Cuando ya estábamos cerca, se abrió la puerta y una mujer menuda y rubia
apareció en el marco, vestida con una especie de mousseline-de-soie, con
apliques de gasa rosa y esponjosa en el cuello y los puños. Permaneció inmóvil,
con su silueta recortada contra la luz, una mano apoyada en la puerta, la otra
a medio alzar en un gesto de ansiedad, el cuerpo ligeramente inclinado,
adelantando la cabeza y la cara, con ojos impacientes y labios entreabiertos.
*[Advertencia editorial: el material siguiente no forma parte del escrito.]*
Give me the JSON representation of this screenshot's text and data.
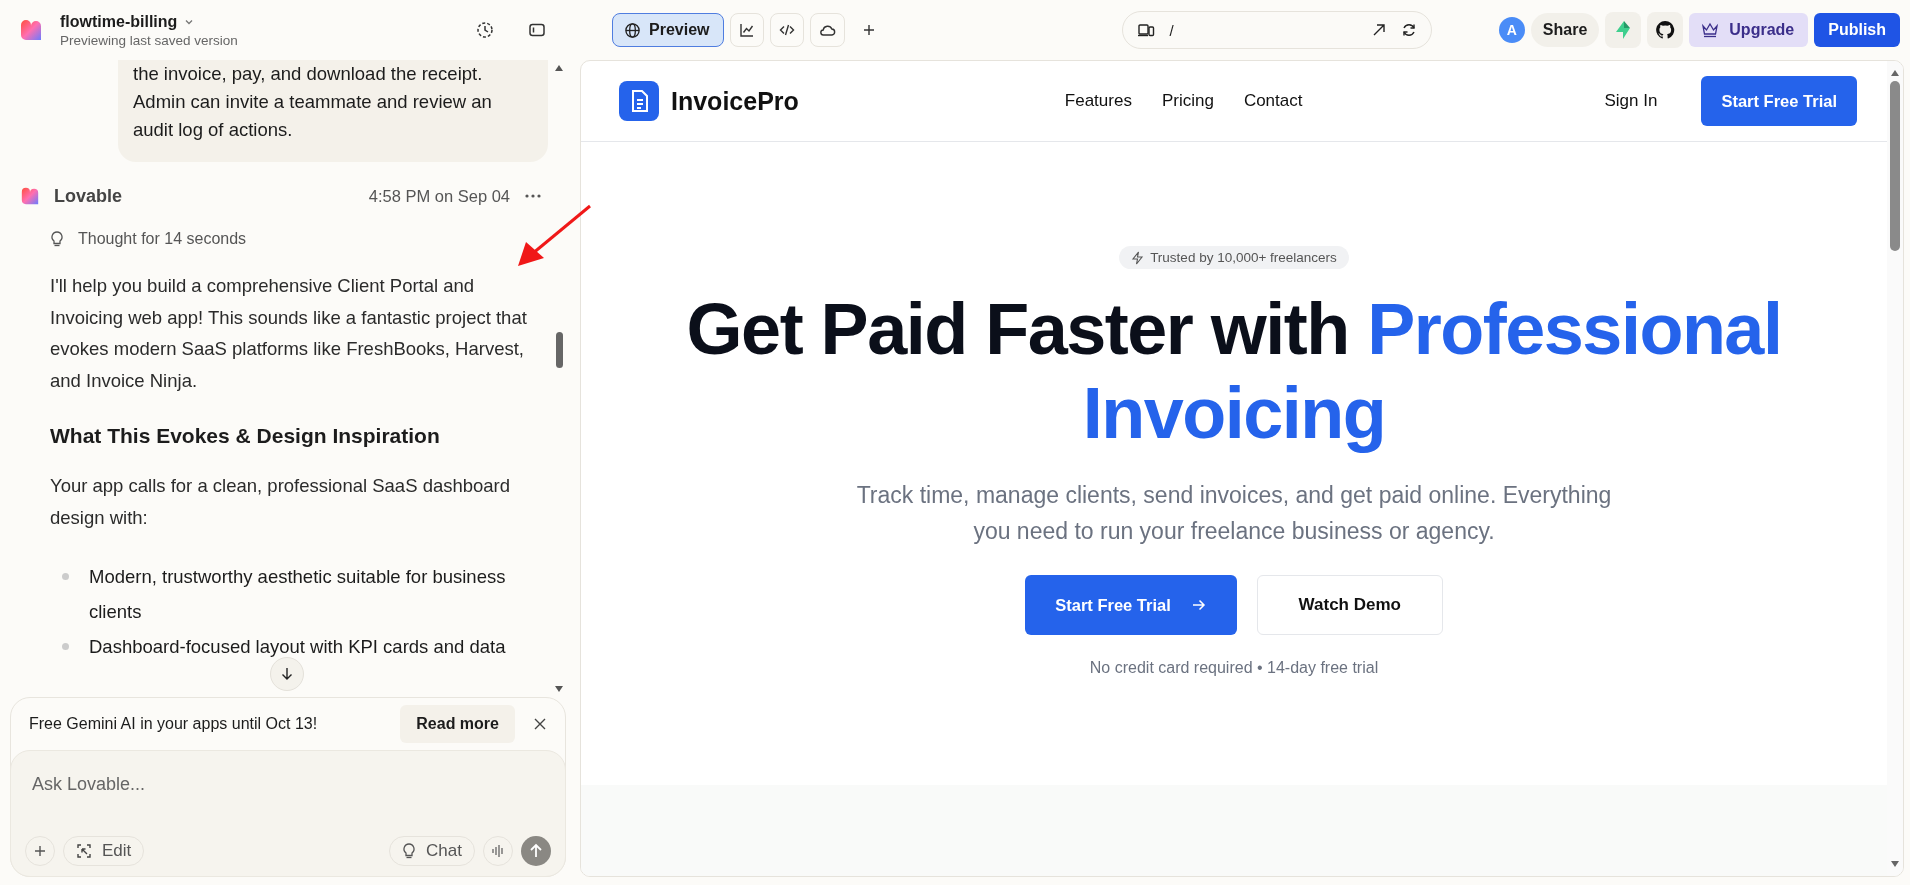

Era la estampa viviente misma de la incertidumbre.
—¿Y bien? —gimió—.
¿Qué hay?
Y entonces, viendo
que éramos dos, soltó un grito de esperanza que se transformó en un gemido al
ver que mi compañero meneaba la cabeza y se encogía de hombros.
—¿No hay buenas
noticias?
—No hay ninguna
noticia.
—¿Tampoco malas?
—Tampoco.
—Demos gracias a
Dios por eso. Pero entren. Estará usted cansado después de tan larga jornada.
—Le presento a mi
amigo el doctor Watson. Su ayuda ha resultado fundamental en varios de mis
casos y, por una afortunada casualidad, he podido traérmelo e incorporarlo a
esta investigación.
—Encantada de
conocerlo —dijo ella, estrechándome calurosamente la mano—. Estoy segura que
sabrá disculpar las deficiencias que encuentre, teniendo en cuenta la desgracia
tan repentina que nos ha ocurrido.
—Querida señora
—dije—. Soy un viejo soldado y, aunque no lo fuera, me doy perfecta cuenta de
que huelgan las disculpas. Me sentiré muy satisfecho si puedo resultar de alguna
ayuda para usted o para mi compañero aquí presente.
—Y ahora, señor
Sherlock Holmes —dijo la señora mientras entrábamos en un comedor bien
iluminado, en cuya mesa estaba servida una comida fría—, me gustaría hacerle un
par de preguntas francas, y le ruego que las respuestas sean igualmente
francas.
—Desde luego,
señora.
—No se preocupe por
mis sentimientos. No soy histérica ni propensa a los desmayos. Simplemente,
quiero conocer su auténtica opinión.
—¿Sobre qué punto?
—En el fondo de su
corazón, ¿cree usted que Neville está vivo?
Sherlock Holmes
pareció incómodo ante la pregunta.
—¡Francamente!
—repitió ella, de pie sobre la alfombra y mirándolo fijamente desde lo alto,
mientras Holmes se retrepaba en un sillón de mimbre.
—Pues, francamente,
señora: no.
—¿Cree usted que ha
muerto?
—Sí.
—¿Asesinado?
—No puedo
asegurarlo. Es posible.
—¿Y qué día murió?
—El lunes.
—Entonces, señor
Holmes, ¿tendría usted la bondad de explicar cómo es posible que haya recibido
hoy esta carta suya?
Sherlock Holmes se
levantó de un salto, como si hubiera recibido una descarga eléctrica.
—¿Qué? —rugió.
—Sí, hoy mismo
—dijo ella, sonriendo y sosteniendo en alto una hojita de papel.
—¿Puedo verla?
—Desde luego.
Se la arrebató
impulsivamente y, extendiendo la carta sobre la mesa, acercó una lámpara y la
examinó con detenimiento. Yo me había levantado de mi silla y miraba por encima
de su hombro. El sobre era muy ordinario, y traía matasellos de Gravesend y
fecha de aquel mismo día, o más bien del día anterior, pues ya era mucho más de
medianoche.
—¡Qué mal escrito!
—murmuró Holmes—. No creo que esta sea la letra de su marido, señora.
—No, pero la de la
carta sí que lo es.
—Observo, además,
que la persona que escribió el sobre tuvo que ir a preguntar la dirección.
—¿Cómo puede saber
eso?
—El nombre, como
ve, está en tinta perfectamente negra, que se ha secado sola. El resto es de un
color grisáceo, que demuestra que se ha utilizado papel secante. Si lo hubieran
escrito todo seguido y lo hubieran secado con secante, no habría ninguna letra
tan negra. Esta persona ha escrito el nombre y luego ha hecho una pausa antes
de escribir la dirección, lo cual sólo puede significar que no le resultaba familiar.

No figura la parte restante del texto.